Saturday, October 20, 2012

DiDonato Where She Belongs

Here's a surprising truth about Joyce DiDonato, the scrumptious soprano: she's better outside the Met.

Surprising to me, anyway.  I've seen her a couple of times at the Met in the past couple of years and I love her all to pieces.  She was magical in The Enchanted Island, hilarious in Le Comte Ory.  But a few hours later, you can't quite remember what you heard.  Last night in San Francisco (in Berlioz' I  Capuleti e i Montecchi), she was stunning. 

 It's not a matter of power: Juan Diego Flórez (say) ha a voice of comparable power.

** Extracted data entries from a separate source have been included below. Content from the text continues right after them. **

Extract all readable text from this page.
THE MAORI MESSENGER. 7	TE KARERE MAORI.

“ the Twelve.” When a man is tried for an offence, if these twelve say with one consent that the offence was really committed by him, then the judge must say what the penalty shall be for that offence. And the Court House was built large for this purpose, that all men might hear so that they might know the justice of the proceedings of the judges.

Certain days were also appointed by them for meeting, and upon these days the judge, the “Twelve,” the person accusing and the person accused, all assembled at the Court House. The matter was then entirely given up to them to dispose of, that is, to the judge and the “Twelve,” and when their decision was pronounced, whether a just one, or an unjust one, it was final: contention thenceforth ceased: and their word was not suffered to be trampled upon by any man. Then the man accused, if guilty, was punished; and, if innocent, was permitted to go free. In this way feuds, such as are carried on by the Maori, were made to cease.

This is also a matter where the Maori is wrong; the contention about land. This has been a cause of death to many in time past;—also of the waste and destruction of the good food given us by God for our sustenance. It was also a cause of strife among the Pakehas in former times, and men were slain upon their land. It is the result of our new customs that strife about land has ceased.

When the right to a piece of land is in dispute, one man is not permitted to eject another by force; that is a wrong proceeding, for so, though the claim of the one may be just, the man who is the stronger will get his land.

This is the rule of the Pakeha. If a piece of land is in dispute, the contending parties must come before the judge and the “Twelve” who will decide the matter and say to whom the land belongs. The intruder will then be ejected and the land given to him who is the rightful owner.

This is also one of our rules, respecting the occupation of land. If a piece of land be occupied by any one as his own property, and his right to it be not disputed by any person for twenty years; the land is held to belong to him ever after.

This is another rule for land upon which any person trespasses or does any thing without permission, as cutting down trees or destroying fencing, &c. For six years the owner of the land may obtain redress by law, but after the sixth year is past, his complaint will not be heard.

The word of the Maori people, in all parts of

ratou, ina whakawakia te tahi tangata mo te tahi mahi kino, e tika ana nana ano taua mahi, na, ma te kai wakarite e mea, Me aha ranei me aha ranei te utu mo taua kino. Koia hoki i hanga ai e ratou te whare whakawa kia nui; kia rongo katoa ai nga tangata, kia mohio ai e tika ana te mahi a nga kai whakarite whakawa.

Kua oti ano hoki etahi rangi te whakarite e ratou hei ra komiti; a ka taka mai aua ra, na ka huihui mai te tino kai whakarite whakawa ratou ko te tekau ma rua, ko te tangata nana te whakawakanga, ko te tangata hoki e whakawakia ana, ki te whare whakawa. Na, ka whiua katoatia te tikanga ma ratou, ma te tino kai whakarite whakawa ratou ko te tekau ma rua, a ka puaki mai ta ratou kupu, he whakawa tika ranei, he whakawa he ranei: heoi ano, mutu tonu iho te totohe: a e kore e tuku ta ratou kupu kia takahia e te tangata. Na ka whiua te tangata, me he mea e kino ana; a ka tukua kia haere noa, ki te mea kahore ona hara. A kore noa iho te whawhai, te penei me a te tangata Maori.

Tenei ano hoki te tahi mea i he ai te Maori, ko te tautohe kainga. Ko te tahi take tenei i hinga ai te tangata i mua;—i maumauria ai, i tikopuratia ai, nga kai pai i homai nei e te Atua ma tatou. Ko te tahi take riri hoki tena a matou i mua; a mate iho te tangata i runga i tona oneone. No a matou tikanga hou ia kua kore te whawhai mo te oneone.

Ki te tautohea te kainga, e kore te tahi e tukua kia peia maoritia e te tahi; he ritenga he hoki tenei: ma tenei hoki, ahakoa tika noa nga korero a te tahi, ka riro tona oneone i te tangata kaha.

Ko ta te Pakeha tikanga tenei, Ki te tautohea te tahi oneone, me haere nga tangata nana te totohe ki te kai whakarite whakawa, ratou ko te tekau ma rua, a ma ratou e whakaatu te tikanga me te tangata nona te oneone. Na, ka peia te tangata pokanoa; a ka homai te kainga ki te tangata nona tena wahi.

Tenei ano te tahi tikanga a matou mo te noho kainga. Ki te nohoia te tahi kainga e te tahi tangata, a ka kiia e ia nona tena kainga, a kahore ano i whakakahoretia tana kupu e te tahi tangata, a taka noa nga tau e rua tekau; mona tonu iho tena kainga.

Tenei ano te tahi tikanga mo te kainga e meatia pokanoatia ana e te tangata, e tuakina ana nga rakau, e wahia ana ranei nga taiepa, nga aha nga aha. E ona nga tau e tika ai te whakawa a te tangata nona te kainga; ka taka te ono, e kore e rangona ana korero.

But Flórez' voice has a raspy edge to it that makes it send out in almost any crowd.   DiDonato's however wonderful, tends to dissipate in a big house.   Put her inside the more constrained space at San Francisco and she'll knock you flat.

All the more impressive in that the opera, for all its virtues, is second tier--the fourth, as one might say, of Bellini's three great masterpieces.  But the second scene--DiDonato's Romeo matched with the Nicole Cabell's equally arresting Juliet--was one to remember.  Two lovers, each intense, urgent, bound together, yet each with her own agenda, so also at cross purposes with each other in an engagement they cannot resolve and cannot break.    As a a performance piece, I'd put it on the shelf next to the old tape of Maria Callas and Tito Gobbi doing the second act of Tosca.

In the overwhelming unlikelihood that she ever paid any attention to me, I don't suppose DiDonato would think I am doing her any favors.  Fair enough; I'm sure the Met offers more of everything of which a diva can dream, including pay.   And I don't begrudge her a bit of it.  Still for pure listening pleasure, I  think I prefer the other house.